Erklärtes Ziel der Bundesregierung ist es, die Fahrgastzahlen im öffentlichen Personennahverkehr bis 2030 zu verdoppeln. Das Problem: Von den aktuell rund 136.000 sozialversicherungspflichtig Beschäftigten, die heute Busse, Straßen-, S- und U-Bahnen steuern, gehen in den kommenden sechs Jahren 63.000 in Rente – also fast die Hälfte.

Wie am Dienstag die Gewerkschaft Verdi warnte, zeichnet sich ohne großangelegte Personaloffensive statt der beschworenen Mobilitätswende ein anderes Szenario ab – »der Zusammenbruch des ÖPNV«. Verdi und die Klima-Allianz Deutschland, ein breites gesellschaftliches Bündnis mit rund 150 Mitgliedsorganisationen, haben sich vom Beratungsunternehmen KCW ermitteln lassen, wie groß der Bedarf an frischen Mitarbeitern ist. Um die Vorgabe der Ampel zu erfüllen, müssten mittelfristig 150.000 neue Kräfte gewonnen werden.

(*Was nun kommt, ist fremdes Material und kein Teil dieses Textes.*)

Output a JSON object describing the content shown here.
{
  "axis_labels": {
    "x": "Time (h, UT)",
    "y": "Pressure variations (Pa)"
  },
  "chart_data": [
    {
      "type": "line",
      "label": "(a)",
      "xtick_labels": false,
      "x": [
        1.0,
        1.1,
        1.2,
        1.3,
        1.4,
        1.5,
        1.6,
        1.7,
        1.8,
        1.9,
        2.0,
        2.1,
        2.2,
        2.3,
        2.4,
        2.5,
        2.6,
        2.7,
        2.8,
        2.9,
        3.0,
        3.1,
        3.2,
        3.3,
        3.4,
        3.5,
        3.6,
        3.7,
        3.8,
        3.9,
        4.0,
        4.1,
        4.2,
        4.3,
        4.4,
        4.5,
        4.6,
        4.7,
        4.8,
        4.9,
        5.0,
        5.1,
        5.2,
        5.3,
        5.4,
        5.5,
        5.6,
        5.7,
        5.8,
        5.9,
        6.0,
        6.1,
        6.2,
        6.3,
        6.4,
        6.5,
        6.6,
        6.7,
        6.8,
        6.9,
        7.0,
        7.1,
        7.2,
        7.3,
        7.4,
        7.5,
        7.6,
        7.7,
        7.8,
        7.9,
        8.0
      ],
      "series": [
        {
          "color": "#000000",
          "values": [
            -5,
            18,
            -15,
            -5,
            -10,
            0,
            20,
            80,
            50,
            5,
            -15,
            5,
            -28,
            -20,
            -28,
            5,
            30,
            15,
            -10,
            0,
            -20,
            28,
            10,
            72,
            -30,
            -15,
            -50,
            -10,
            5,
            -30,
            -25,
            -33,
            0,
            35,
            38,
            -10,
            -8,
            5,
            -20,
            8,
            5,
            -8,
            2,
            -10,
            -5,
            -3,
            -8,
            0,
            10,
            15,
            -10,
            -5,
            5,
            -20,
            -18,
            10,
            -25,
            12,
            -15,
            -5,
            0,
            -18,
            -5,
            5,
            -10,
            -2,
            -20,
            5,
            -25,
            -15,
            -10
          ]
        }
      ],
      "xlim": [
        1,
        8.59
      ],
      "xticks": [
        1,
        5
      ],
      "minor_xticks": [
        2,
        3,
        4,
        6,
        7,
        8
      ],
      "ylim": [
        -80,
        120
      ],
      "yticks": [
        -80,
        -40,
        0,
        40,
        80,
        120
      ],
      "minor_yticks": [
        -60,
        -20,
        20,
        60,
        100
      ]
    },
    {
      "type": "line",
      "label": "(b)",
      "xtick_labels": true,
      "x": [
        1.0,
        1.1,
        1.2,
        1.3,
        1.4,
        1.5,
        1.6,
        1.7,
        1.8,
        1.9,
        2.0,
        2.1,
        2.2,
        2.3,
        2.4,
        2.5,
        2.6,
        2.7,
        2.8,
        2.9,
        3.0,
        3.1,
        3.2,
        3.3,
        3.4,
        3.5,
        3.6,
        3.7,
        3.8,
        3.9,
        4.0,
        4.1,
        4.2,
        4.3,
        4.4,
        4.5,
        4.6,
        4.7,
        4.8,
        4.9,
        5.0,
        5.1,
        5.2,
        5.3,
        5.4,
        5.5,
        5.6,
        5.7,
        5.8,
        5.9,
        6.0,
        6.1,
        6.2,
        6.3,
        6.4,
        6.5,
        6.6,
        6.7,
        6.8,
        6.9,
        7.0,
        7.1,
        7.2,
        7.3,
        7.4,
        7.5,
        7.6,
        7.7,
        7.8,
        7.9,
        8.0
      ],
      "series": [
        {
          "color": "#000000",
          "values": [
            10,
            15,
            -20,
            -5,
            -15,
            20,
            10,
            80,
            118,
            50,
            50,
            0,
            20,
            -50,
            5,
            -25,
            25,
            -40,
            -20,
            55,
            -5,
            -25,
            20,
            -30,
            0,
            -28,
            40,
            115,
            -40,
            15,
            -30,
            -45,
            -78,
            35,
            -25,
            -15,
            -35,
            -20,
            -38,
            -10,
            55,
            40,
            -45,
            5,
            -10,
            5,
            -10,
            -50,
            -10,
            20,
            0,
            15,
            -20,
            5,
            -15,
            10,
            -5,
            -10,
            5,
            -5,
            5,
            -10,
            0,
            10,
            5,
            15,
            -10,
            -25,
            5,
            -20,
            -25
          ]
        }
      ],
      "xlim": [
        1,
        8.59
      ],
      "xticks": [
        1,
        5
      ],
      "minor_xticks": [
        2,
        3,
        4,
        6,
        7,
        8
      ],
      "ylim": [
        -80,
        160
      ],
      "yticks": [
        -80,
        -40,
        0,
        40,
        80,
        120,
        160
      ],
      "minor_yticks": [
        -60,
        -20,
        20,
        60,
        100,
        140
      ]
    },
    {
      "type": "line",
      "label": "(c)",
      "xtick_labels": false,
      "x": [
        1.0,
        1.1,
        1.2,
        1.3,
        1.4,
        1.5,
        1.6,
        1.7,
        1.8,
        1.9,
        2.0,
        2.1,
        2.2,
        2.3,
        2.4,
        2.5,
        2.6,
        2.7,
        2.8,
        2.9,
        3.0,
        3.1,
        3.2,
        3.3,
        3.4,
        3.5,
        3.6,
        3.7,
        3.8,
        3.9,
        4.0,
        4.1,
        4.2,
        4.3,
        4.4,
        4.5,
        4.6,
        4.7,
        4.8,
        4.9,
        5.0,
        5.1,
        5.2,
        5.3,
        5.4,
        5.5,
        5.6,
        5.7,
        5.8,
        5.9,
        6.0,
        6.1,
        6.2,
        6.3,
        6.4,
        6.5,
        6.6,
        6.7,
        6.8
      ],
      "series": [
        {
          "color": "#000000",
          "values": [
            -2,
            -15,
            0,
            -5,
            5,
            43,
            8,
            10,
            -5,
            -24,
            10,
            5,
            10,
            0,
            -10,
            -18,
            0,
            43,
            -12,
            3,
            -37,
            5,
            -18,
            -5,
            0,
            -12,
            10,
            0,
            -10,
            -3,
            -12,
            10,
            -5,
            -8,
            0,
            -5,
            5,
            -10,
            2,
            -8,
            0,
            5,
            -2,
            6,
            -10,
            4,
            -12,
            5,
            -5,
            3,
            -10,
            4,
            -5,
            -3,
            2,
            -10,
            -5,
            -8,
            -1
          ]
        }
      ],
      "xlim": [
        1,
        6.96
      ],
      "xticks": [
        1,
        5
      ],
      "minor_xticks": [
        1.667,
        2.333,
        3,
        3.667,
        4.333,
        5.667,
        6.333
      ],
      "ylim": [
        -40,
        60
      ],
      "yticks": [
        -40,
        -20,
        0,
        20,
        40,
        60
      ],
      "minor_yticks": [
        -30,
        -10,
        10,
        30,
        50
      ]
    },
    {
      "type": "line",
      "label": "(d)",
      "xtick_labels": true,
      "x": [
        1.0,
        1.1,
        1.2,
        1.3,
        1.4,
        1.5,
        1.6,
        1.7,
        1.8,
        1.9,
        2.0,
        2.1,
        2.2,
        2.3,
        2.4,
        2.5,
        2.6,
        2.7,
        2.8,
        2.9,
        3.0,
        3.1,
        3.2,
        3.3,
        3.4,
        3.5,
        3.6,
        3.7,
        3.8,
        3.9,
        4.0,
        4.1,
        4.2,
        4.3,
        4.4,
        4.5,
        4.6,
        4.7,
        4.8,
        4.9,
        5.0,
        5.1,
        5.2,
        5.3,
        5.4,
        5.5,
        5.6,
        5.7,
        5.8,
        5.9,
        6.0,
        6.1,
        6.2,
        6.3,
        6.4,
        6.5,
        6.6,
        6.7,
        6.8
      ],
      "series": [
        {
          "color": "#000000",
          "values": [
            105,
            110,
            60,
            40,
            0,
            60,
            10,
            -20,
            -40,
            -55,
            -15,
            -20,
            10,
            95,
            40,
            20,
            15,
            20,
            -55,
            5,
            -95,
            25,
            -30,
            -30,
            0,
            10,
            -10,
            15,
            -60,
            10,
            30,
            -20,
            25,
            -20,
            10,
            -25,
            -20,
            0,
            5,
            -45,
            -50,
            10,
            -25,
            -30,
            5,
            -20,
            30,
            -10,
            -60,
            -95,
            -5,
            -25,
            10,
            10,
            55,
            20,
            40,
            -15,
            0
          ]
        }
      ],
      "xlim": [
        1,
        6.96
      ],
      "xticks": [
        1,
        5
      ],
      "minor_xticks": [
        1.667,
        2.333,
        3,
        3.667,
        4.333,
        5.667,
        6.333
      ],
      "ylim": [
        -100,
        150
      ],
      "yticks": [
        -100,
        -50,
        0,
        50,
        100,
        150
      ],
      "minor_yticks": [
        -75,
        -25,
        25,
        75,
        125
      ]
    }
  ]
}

Danach sieht es gerade nicht aus, eher im Gegenteil. Wegen schlechter Arbeitsbedingungen und Bezahlung scheiden immer mehr Menschen aus dem Job aus beziehungsweise fehlt es an ausreichend Nachrückern. Zudem ist der Krankenstand in der Branche mit bis zu 18 Prozent extrem hoch, im Fahrdienst erreicht er mithin sogar 25 Prozent. Derzeit führt Verdi Tarifverhandlungen in den Bundesländern und mit einzelnen Verkehrsbetrieben im Bestreben, den Beruf attraktiver zu machen.

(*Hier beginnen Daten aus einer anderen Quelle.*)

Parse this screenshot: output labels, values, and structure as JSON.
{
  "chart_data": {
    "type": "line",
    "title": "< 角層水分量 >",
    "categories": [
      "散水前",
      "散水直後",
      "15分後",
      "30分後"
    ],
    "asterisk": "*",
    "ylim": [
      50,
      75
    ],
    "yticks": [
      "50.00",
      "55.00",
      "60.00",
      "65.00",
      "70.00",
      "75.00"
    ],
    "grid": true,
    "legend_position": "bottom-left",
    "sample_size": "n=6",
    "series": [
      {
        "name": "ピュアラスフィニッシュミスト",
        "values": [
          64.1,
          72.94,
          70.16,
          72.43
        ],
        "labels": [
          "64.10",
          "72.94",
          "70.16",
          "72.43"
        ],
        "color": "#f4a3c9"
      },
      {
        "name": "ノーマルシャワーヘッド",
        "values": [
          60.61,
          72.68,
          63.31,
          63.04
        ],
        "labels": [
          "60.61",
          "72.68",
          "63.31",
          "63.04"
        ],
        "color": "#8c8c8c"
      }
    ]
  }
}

Kernforderungen sind neben einer Begrenzung geteilter Dienste auch Entlastungselemente wie zusätzliche freie Tage für Schicht- und Nachtarbeit, ein Urlaubstag mehr sowie eine schrittweise Absenkung der Wochenarbeitszeit bis Mitte 2027 von 39 auf 37 Stunden bei vollem Lohnausgleich. In besagter KCW-Untersuchung werden die Auswirkungen einer Vier-Tage-Woche durchgerechnet: Demnach könnte die Fluktuation um deutlich über 50 Prozent und die Krankheitslast um mehr als 60 Prozent zurückgehen.

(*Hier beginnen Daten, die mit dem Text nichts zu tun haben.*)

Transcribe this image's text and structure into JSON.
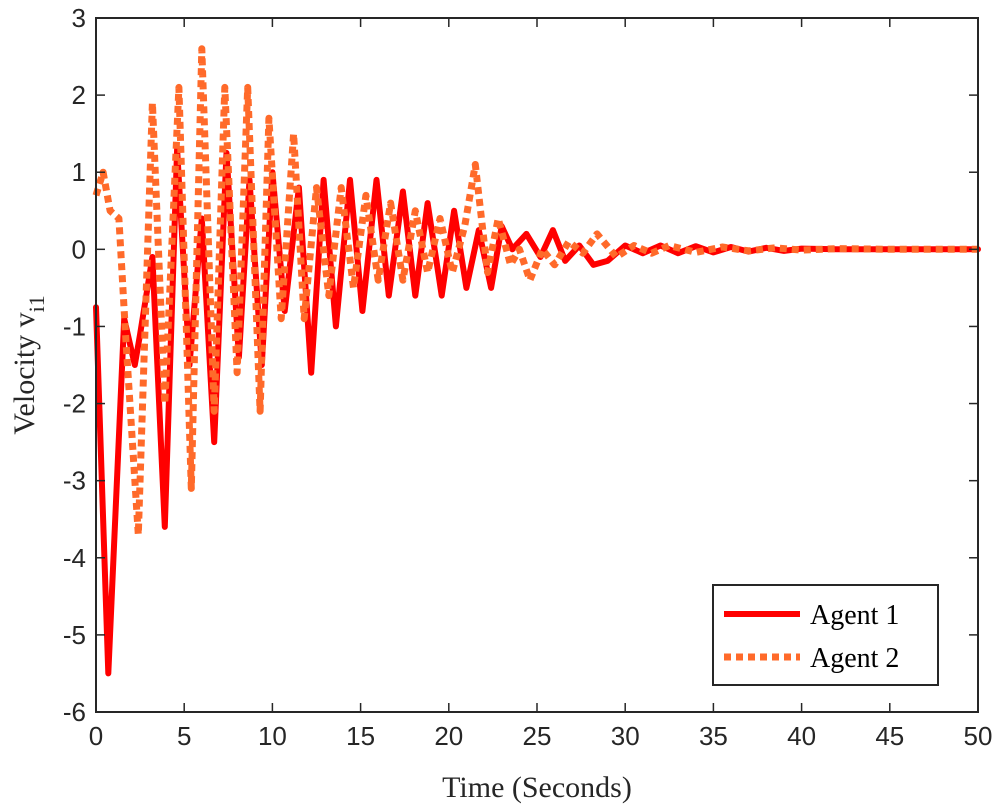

»Die Zeit des Lohndumpings muss endlich vorbei sein. Faire Löhne im ÖPNV sind der Grundstein für ein modernes und nachhaltiges Verkehrssystem«, äußerte sich Andreas Schackert, Verdi-Bundesfachgruppenleiter für Busse und Bahnen in einer Medienmitteilung. Die Tarifentgelte für Berufseinsteiger bewegen sich aktuell zwischen 13,99 Euro und 17,97 Euro pro Stunde, altgediente Mitarbeiter bekommen 14,50 Euro bis maximal 19,75 Euro. Schackerts Appell richtet sich ausdrücklich an die Politik.

Handelten Bundesregierung, Länder und Kommunen nicht zeitnah, werde sich das ÖPNV-Angebot »künftig massiv verschlechtern«. Tatsächlich bedürfte es nur zur Aufrechterhaltung des Status quo gemäß der Analyse allein bis zu 65.000 neuer Fahrer bis zum Ausgang des Jahrzehnts. Bis 2035 würden die Erfordernisse auf 85.000 bis 91.500 Personen steigen. Stand jetzt ist der Beruf vom »Aussterben« bedroht, circa 55 Prozent aller Beschäftigten sind 50 Jahre und älter, 40 Prozent über 55 und nahezu 20 Prozent über 60 Jahre alt. Dagegen stellen jüngere Jahrgänge zwischen 18 und 30 Jahren lediglich knapp über sechs Prozent des Personalbestands.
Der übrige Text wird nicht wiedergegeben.